Description
This healthy & gluten-free no bake vegan chocolate tart is seriously amazing. You will become addicted to this decadent, delicious & beautiful dessert. Is so easy to make following some simple steps and the result is... OMG INCREDIBLE!
Ingredients
Scale
ALMOND CACAO BASE
1 1/2 cup raw almonds
1/4 cup coconut oil melted
1/3 cup organic raw cacao fair trade
1 tsp vanilla essence
Pinch of salt
CHOCOLATE FILLING
1 cup pitted dates
1 cup thick coconut cream
150 grams vegan 70% dark chocolate
TOPPINGS
6 strawberries halved
1/3 cup blueberries
1/4 cup raspberries
Shredded coconut
Instructions
ALMOND CACAO BASE
- Place the almonds in a food processor and pulse until coarsley chopped
- Add the rest of base ingredients and pulse until well combined
- Transfer the mixture to a 20cm diameter tart mould with removable bottom. Press firmly through the base and up to the sides
- Let it cool in the freezer while you prepare the filing
CHOCOLATE FILLING
- Melt the chocolate using the double boiler method
- Add the coconut cream and dates to a high-speed blender and blend until creamy
- Add the melted chocolate and blend again
- Using a silicone spatula, transfer the filling to the prepared base
TOPPINGS
- Add all the toppings to the top of the tart. Get creative!

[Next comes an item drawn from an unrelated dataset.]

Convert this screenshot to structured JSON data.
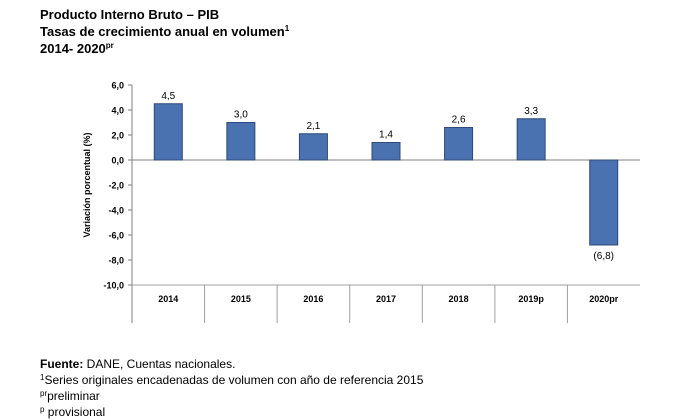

Let the tart rest in the fridge overnight
Notes
- If you want to go lighter than coconut cream, you can use coconut milk or your favourite plant based milk instead
- If the base mix is too sticky while pressing it into the mould, use a bit of compostable cling wrap to cover your fingers.
- If you're short in time, you can let the tart rest in the freezer for one hour instead
- Let your creativity shine with the toppings!